Image Angel can be implemented on any online platform where people share images, for instance dating apps, social media and online sites.

When an image is accessed by a viewer, it is automatically embedded with an undetectable digital marker which is specific to that viewer.

This covert marker is encoded within the copy of the image itself and can withstand screenshots, being altered and being re-captured with a secondary device.

It ensures that if you discover your image has been circulated non-consensually, as long as the service you used has the system integrated, the viewer's details will be hidden within the image and can be retrieved by a forensic expert so legal steps can follow.

To date, one platform has adopted her tech and she's in talks with many others.

Proven Technology, New Application

"The system is already in use in the film industry, it is employed in sports broadcasting so this is not brand new technology, it's just a novel use and a different framework," said Madelaine.

"We have validated it, we're partnering with a firm that has decades of expertise in tech development so we know that this is solid and what we now need to do is test it at scale," she continued.

She expressed hope she believed the technology would also act as a preventive measure to potential perpetrators.

Removing Stigma, Shifting Blame

An expert from a leading helpline said she had seen directly the trauma and guilt this abuse inflicted on victims.

"When that guilt is compounded by a misinformed friend or service who says 'what did you expect?' that guilt can really be deepened so it's really important that the support a victim receives is that they have committed no error," she emphasized.

She noted it was inspiring that Madelaine was leveraging her ordeal to bring about change, saying: "It is vital to have this multi-layered approach towards tackling technology-enabled gender-based abuse, because no one tool is going to be able to tackle this alone, no one helpline, it needs to be this integrated effort."

Madelaine Thomas and TV presenter Jess Davies have been victims of experiencing their intimate images shared non-consensually.
Madelaine Thomas and TV presenter Jess Davies have been victims of having their intimate images shared without their consent.

TV presenter Jess Davies was just 15 when images of her in a state of undress were shared around her local community.
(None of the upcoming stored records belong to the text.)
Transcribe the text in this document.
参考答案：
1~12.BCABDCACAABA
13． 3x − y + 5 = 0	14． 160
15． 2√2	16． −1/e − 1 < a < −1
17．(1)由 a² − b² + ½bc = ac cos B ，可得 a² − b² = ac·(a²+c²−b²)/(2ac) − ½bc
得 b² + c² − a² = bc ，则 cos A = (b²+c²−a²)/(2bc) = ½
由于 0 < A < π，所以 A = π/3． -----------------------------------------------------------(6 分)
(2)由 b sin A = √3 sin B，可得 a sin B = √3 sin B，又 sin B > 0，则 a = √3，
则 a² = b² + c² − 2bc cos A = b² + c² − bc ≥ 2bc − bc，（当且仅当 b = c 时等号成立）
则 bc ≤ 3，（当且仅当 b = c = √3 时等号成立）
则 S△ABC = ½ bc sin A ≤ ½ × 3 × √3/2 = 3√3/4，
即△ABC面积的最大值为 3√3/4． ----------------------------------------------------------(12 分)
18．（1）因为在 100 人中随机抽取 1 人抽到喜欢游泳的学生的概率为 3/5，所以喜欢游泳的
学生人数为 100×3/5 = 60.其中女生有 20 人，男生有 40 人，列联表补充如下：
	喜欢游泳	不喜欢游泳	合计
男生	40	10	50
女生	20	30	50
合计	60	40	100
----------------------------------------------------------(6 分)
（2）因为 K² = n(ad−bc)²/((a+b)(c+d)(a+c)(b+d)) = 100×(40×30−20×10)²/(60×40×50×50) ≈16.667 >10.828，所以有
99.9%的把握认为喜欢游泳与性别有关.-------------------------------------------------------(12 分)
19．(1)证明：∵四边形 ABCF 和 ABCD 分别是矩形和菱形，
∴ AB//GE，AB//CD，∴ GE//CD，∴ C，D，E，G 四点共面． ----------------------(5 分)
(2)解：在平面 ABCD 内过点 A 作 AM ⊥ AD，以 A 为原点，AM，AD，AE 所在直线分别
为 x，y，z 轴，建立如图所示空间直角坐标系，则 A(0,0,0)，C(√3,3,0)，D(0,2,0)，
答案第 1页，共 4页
It was the beginning of multiple violations Jess endured in her teens and 20s that would later inform her women's rights campaigning.
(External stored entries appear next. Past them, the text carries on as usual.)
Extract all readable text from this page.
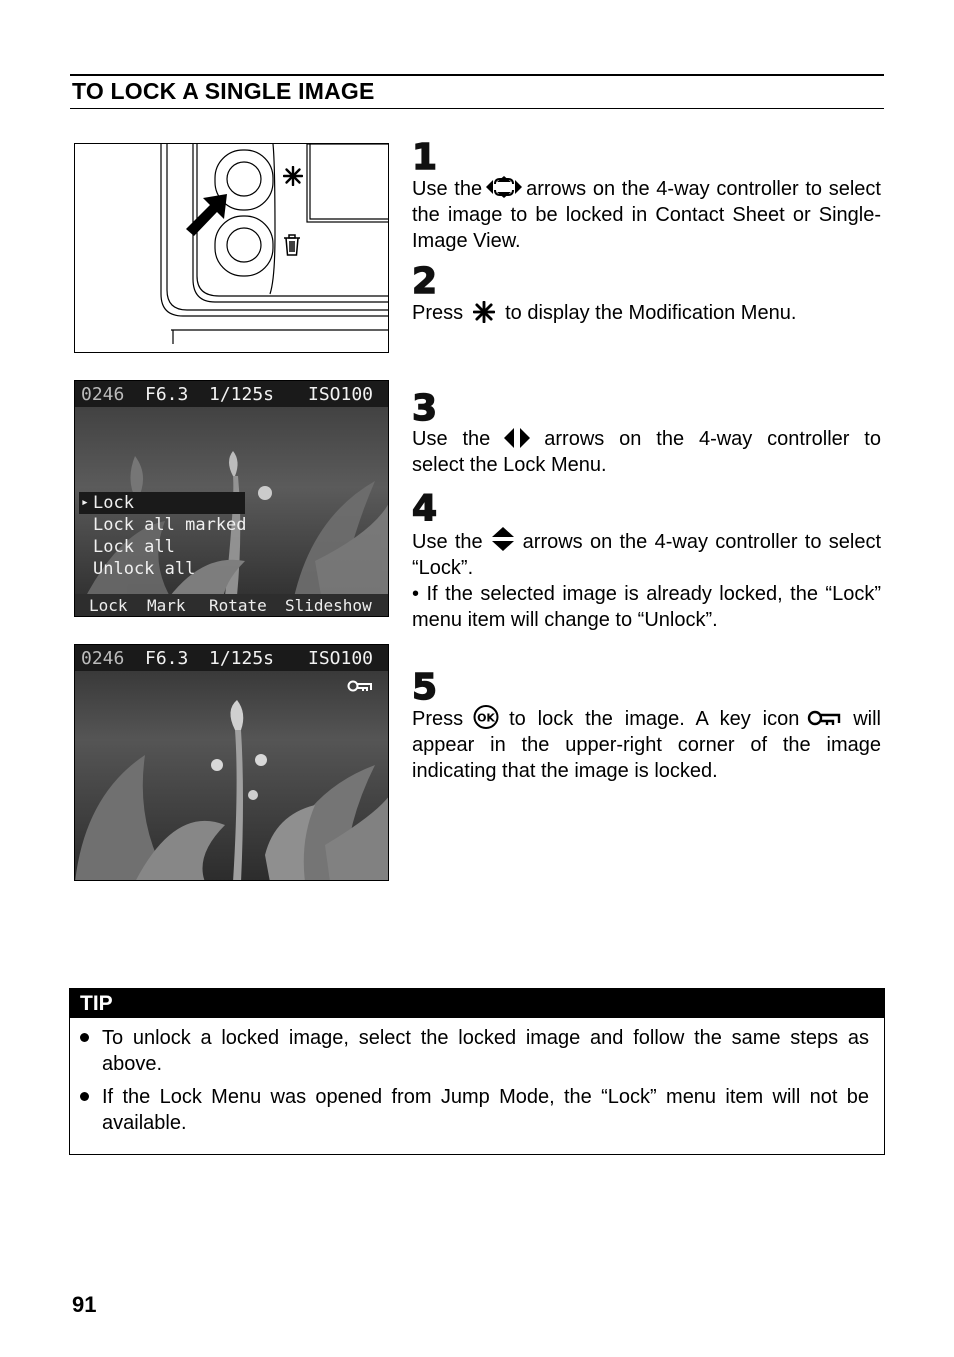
TO LOCK A SINGLE IMAGE
1
Use the arrows on the 4-way controller to select the image to be locked in Contact Sheet or Single-Image View.
2
Press to display the Modification Menu.
0246 F6.3 1/125s ISO100
▸ Lock
Lock all marked
Lock all
Unlock all
Lock Mark Rotate Slideshow
3
Use the	arrows on the 4-way controller to select the Lock Menu.
4
Use the arrows on the 4-way controller to select “Lock”.
• If the selected image is already locked, the “Lock” menu item will change to “Unlock”.
0246 F6.3 1/125s ISO100
5
Press OK to lock the image. A key icon	will appear in the upper-right corner of the image indicating that the image is locked.
TIP
To unlock a locked image, select the locked image and follow the same steps as above.
If the Lock Menu was opened from Jump Mode, the “Lock” menu item will not be available.
91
"It took so long, an excessive amount of time for someone to tell me, 'you are not to blame' and 'that shouldn't have happened'," recalled Jess.

She too is passionate about removing the stigma of intimate image abuse from the victims to the perpetrators. "There is no offence to willingly share an image to someone," said Jess.

"However, it is illegal to distribute that without consent and I think that should always be where the blame is," she affirmed.

Steven Reyes
Steven Reyes

A seasoned casino analyst with over a decade of experience in reviewing online slots and developing strategic gaming approaches.